DevOps Engineer

Jan 2023 — Jan 2026 | Bengaluru, India


About

FinTech platform enabling digital EMI and credit-based payments. Customers scan a QR code, get approved for EMI from banks, and complete purchases instantly.

Responsibilities

Cloud and DevOps Engineer. I took ownership of the platform processing 15,000+ daily API requests across 10+ microservices for bank payment integrations. Over 3 years, I built the CI/CD pipelines, migrated the monolith to microservices, set up centralised logging and monitoring from scratch, and ensured PCI-DSS compliance across every deployment. When something broke in production, I was the one who fixed it.

Highlights

  • Led the migration from a single monolithic application (monorepo) with no team ownership to 15+ independently deployable microservices (Java Spring Boot, Node.js, Python, Go), each with its own repo, data, pipeline, and scaling profile. Worked with the business team to identify low-impact APIs first, extracted services one by one using the Strangler Fig Pattern, each with its own MongoDB collection instead of sharing one giant database. Coordinated every cutover with stakeholders to make sure nothing broke mid-transaction.

  • Took ownership of the Kubernetes platform (AWS EKS) 15,000+ daily API requests (5M+ annually) running the entire payment backend for a FinTech processing EMI transactions. Handled cluster setup, version upgrades, and rollouts. Shifted workloads to right-sized node groups, cutting compute costs without touching the payment SLA.

  • Removed all manual deployments from production. Every Kubernetes deployment used to be a manual kubectl command in production — no review, no audit trail, no rollback path. Introduced ArgoCD and moved everything through Git. Deployments became reviewable, approvable, and automatic.

  • Implemented zone-based deployment strategy (blue/green approach). Deployed new version to Zone A, pointed it to an internal URL for the QA team to run full test cases and manual production sanity checks. Only after QA sign-off, routed live traffic to the updated zone. Zone B stayed on the previous version as instant rollback. Three years of production releases, zero downtime.

  • Eliminated production outages caused by merchant traffic spikes. External merchants were hitting our payment servers directly with no rate limiting or throttling during peak sales events, the traffic spikes brought production down. Placed AWS API Gateway in front of all merchant-facing APIs with rate limiting, throttling, and request validation. Introduced versioned API surfaces so partners could migrate without backend modifications. Zero production downtime from traffic spikes after that, including a 3x peak load during the next sales event.

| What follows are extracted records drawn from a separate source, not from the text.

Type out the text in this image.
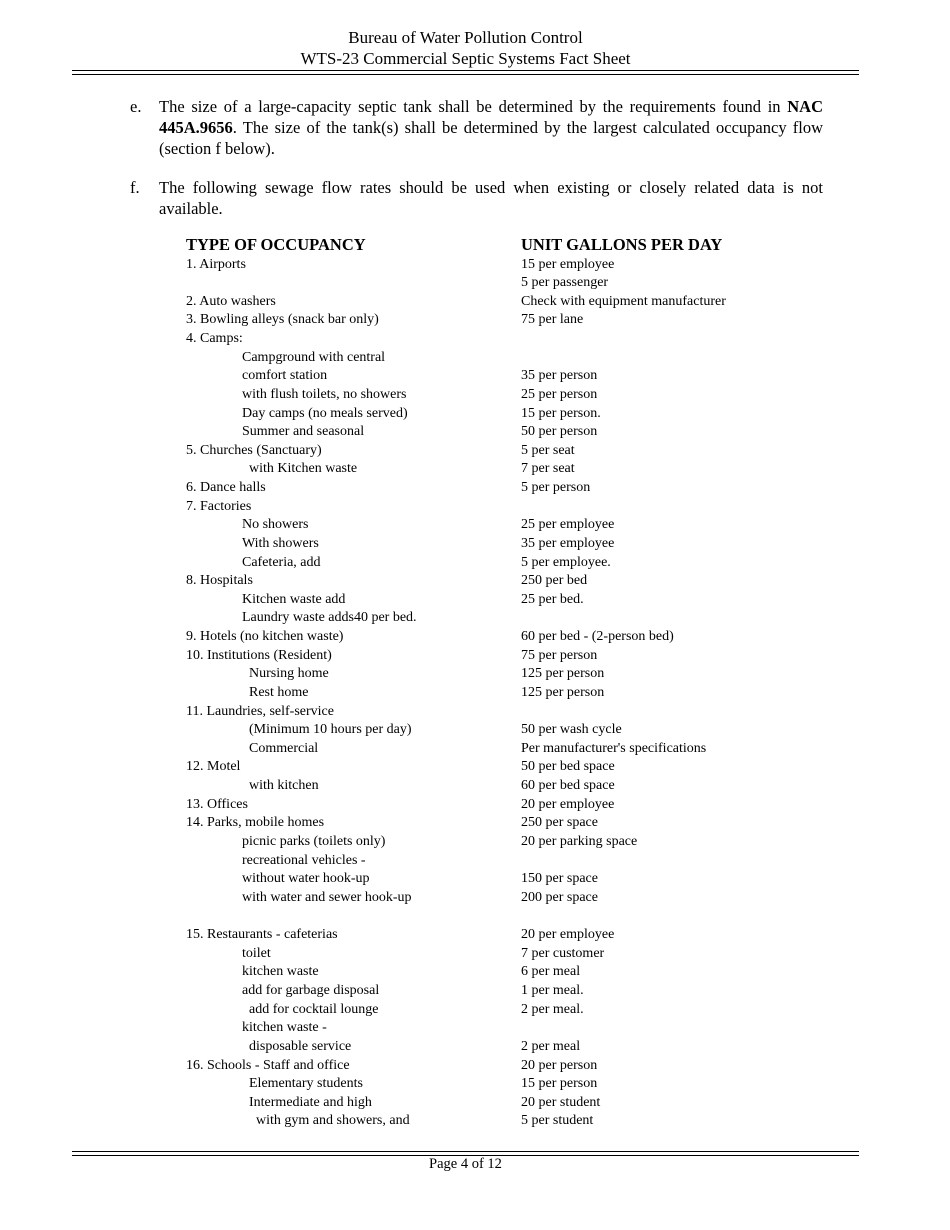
Bureau of Water Pollution Control
WTS-23 Commercial Septic Systems Fact Sheet
e. The size of a large-capacity septic tank shall be determined by the requirements found in NAC 445A.9656. The size of the tank(s) shall be determined by the largest calculated occupancy flow (section f below).
f. The following sewage flow rates should be used when existing or closely related data is not available.
TYPE OF OCCUPANCY	UNIT GALLONS PER DAY
1. Airports	15 per employee
5 per passenger
2. Auto washers	Check with equipment manufacturer
3. Bowling alleys (snack bar only)	75 per lane
4. Camps:
Campground with central
comfort station	35 per person
with flush toilets, no showers	25 per person
Day camps (no meals served)	15 per person.
Summer and seasonal	50 per person
5. Churches (Sanctuary)	5 per seat
with Kitchen waste	7 per seat
6. Dance halls	5 per person
7. Factories
No showers	25 per employee
With showers	35 per employee
Cafeteria, add	5 per employee.
8. Hospitals	250 per bed
Kitchen waste add	25 per bed.
Laundry waste adds40 per bed.
9. Hotels (no kitchen waste)	60 per bed - (2-person bed)
10. Institutions (Resident)	75 per person
Nursing home	125 per person
Rest home	125 per person
11. Laundries, self-service
(Minimum 10 hours per day)	50 per wash cycle
Commercial	Per manufacturer's specifications
12. Motel	50 per bed space
with kitchen	60 per bed space
13. Offices	20 per employee
14. Parks, mobile homes	250 per space
picnic parks (toilets only)	20 per parking space
recreational vehicles -
without water hook-up	150 per space
with water and sewer hook-up	200 per space
15. Restaurants - cafeterias	20 per employee
toilet	7 per customer
kitchen waste	6 per meal
add for garbage disposal	1 per meal.
add for cocktail lounge	2 per meal.
kitchen waste -
disposable service	2 per meal
16. Schools - Staff and office	20 per person
Elementary students	15 per person
Intermediate and high	20 per student
with gym and showers, and	5 per student
Page 4 of 12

  • Cut incident response from hours to under 20 minutes. The support team had no visibility across 15 production services — engineers were SSH-ing into individual servers to read log files during incidents. Led the build of an ELK stack pulling logs from every layer: frontend and backend application services, MongoDB, EKS containers, and payment gateway responses from HDFC, ICICI, and Axis Bank. For the first time, a single transaction could be traced end to end in one place.

  • Owned the Business Continuity Plan and designed active-active DR (Disaster Recovery) strategy across multi regions, achieving real-time RPO and zero-downtime RTO. Both regions served live traffic simultaneously, so there was no failover delay — if one region dropped, the other was already running. Documented recovery procedures, backup strategies and ran failover tests to verify the setup held under failure conditions. Validated through quarterly BCP/DR drills with zero PCI DSS audit findings.

  • No security scanning existed in the pipeline. Code went straight from Git to production with no checks. Integrated SonarQube quality gates into Jenkins for SAST at every commit, Trivy for container image scanning, and OWASP ZAP for API testing. Nothing ships without passing all three. Vulnerabilities dropped 55% in the first quarter. Passed every PCI-DSS audit for 3 years.

  • Mentored 3 junior engineers into independent production operators through weekly knowledge-sharing sessions covering DevOps, Docker, CI/CD, and Kubernetes. Two of them were handling production deployments independently within 3 months.